Non-central subgroup which is maximal among abelian normal subgroups is self-centralizing?

Question

If $G$ is a supersolvabe group, and $A$ is a maximal among abelian normal subgroups of $G$, then the centralizer of $A$ in $G$ is $A$ itself (see link).

My question is about the importance of the hypothesis that "$G$ is supersolvable".

Question: Let $G$ be any group, $Z(G)$ be its center, and $A$ be a maximal among abelian normal subgroups of $G$, such that $Z(G)\neq A$ (i.e. $Z(G)<A$). Prove or disprove: the centralizer of $A$ in $G$ is $A$ itself?

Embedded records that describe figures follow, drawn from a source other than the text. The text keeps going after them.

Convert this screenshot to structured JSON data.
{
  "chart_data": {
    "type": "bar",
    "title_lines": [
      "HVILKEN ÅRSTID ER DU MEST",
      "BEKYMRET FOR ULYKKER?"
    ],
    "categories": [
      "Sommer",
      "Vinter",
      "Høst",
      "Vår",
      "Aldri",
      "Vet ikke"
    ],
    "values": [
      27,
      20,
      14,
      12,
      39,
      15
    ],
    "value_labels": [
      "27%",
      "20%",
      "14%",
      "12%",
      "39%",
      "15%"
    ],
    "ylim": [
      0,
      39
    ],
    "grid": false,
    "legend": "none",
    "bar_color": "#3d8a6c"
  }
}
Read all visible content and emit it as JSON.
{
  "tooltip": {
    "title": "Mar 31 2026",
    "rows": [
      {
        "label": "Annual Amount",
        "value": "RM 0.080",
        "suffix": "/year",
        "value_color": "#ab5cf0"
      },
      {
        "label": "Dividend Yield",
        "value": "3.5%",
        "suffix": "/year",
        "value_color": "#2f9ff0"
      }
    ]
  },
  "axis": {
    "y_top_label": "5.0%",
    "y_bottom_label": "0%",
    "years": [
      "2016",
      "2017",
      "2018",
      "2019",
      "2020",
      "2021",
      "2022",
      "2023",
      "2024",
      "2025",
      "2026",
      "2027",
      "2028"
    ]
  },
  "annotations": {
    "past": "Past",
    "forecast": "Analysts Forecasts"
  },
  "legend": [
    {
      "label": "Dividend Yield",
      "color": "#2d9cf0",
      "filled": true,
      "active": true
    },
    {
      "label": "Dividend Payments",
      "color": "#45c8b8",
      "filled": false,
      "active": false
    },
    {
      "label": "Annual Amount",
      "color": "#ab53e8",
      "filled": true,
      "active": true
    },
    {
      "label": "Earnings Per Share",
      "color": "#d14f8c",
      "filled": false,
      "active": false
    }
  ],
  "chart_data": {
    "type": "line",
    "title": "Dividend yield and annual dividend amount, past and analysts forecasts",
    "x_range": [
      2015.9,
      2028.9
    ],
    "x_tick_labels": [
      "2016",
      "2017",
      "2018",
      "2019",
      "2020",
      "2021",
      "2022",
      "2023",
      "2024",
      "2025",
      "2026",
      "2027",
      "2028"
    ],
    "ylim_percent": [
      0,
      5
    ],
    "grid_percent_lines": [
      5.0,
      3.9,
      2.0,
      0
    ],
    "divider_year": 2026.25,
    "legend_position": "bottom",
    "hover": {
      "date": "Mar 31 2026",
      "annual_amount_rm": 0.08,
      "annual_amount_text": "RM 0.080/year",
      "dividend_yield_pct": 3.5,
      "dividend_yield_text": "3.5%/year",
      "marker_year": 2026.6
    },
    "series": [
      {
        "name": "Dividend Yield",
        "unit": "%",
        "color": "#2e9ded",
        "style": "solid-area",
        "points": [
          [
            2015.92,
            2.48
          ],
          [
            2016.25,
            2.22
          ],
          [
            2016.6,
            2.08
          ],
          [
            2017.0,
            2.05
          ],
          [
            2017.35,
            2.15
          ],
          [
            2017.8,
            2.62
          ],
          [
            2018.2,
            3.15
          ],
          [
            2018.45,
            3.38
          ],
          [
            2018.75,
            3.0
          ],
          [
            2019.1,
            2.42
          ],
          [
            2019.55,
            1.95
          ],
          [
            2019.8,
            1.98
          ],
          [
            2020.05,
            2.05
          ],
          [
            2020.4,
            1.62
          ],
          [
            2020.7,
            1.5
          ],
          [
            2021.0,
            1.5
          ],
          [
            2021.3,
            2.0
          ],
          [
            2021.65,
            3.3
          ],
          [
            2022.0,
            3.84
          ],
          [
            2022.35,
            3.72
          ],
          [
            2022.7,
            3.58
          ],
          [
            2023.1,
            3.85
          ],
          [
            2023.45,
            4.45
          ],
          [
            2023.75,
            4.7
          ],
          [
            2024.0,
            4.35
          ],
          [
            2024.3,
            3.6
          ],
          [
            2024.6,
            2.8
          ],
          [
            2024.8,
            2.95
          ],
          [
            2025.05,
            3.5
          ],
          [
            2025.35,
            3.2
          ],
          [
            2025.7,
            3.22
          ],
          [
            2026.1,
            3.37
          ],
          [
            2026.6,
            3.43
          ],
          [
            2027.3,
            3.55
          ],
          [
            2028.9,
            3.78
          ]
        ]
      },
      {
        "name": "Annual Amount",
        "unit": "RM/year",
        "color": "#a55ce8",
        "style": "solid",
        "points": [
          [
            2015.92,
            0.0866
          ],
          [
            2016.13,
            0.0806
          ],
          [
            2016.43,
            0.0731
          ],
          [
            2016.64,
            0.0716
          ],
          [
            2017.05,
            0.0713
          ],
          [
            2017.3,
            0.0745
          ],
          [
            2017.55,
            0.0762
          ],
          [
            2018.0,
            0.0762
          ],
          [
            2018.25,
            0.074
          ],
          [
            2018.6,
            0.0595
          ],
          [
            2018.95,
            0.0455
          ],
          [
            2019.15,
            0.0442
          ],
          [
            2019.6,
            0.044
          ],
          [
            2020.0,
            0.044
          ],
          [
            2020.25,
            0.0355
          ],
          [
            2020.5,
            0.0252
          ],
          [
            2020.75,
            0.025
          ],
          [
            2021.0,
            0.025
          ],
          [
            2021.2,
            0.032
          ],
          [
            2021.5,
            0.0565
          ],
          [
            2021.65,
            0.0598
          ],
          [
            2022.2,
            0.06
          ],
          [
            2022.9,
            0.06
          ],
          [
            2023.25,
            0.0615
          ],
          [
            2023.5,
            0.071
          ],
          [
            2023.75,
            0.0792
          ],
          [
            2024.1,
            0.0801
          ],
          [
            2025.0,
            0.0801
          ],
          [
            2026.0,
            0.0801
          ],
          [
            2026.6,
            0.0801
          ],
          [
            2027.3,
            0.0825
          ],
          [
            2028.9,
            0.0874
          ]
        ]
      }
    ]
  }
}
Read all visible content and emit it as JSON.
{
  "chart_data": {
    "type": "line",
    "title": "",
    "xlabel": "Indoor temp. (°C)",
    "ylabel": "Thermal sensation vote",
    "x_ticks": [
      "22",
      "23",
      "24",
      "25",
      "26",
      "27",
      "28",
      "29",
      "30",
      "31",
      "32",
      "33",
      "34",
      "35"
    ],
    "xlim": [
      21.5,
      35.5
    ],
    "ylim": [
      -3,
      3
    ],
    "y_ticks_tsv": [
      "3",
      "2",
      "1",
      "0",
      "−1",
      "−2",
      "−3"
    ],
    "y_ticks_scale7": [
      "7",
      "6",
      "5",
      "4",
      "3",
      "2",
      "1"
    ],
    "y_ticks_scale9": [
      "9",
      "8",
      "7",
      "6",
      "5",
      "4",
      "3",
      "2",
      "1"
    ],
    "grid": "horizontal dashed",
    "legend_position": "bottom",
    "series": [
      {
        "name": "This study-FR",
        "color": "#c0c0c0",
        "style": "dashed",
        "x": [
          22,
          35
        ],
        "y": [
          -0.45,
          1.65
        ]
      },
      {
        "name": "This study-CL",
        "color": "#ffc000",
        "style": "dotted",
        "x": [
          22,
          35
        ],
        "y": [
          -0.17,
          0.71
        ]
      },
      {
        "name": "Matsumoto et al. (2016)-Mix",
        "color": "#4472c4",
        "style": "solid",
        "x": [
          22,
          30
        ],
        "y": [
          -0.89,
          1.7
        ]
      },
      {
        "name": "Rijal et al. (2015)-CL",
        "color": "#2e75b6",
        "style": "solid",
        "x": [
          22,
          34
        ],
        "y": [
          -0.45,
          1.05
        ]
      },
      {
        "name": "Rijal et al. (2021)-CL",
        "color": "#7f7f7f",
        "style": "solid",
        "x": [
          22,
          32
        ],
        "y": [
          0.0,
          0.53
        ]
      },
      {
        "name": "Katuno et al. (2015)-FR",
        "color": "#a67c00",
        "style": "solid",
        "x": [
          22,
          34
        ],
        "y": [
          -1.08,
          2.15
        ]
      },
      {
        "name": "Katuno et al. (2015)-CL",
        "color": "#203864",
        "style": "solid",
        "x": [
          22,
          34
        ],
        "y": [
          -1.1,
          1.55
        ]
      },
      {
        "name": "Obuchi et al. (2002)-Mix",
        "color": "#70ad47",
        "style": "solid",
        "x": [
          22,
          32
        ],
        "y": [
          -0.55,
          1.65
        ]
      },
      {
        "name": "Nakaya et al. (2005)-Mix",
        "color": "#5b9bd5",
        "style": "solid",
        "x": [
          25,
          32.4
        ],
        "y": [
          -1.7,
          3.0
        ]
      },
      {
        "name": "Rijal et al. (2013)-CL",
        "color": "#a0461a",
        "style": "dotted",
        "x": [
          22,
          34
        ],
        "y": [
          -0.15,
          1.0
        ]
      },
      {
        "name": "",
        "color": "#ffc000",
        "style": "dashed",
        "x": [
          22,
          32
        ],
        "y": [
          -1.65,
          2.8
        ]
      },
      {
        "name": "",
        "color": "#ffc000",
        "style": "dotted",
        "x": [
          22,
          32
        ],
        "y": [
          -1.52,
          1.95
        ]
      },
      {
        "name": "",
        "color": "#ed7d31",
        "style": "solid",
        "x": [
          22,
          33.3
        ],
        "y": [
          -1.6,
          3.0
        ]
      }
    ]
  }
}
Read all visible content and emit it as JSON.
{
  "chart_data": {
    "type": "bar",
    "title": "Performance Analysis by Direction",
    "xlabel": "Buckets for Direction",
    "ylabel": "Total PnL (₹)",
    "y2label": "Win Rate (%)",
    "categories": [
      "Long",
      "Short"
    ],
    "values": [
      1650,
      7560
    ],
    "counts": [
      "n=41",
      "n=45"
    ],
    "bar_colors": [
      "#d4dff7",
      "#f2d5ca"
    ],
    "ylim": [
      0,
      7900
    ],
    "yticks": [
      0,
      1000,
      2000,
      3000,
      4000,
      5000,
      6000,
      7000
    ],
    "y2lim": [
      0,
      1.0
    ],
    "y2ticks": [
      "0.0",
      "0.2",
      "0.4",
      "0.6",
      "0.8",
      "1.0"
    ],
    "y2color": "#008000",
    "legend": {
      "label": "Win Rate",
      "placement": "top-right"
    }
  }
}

(The examples I found were direct product of an abelian group with a non-abelian simple group; but here we can not have a maximal abelian normal subgroup $A$ such that $Z(G)\neq A$.)

Answer 1

Here is a counterexample of minimal order. Consider the binary octahedral group $2\mathcal{O}$ and let $\langle x \rangle$ be the cyclic subgroup of order $4$ which contains $Z(2\mathcal{O})$ but is not contained in the derived subgroup $2\mathcal{O}^\prime$. (So, $x^2$ generates the center.)

There is a $\sigma\in\operatorname{Aut}\left(2\mathcal{O}\right)$ of order $2$ defined by $\sigma:x\mapsto x^{-1}$. We construct a semidirect product based on that automorphism: let $\langle z \rangle = C_2$ and consider $G=2\mathcal{O}\rtimes \langle z \rangle$ formed by $z\mapsto \sigma$.

We observe that $z$ fixes $x^2$, so this group the same center as $2\mathcal{O}$. Therefore, $A=\langle x^2,z \rangle=Z(2\mathcal{O})\times \langle z \rangle$ is maximal among abelian normal subgroups. However, its centralizer has order $48$ (in fact it is isomorphic to $\operatorname{SL}_2(\mathbb{F}_3)\times \langle z \rangle$). So, this is a counterexample.

To see that this counterexample has minimal order, notice that the binary octahedral group is the smallest counterexample where $A$ is central.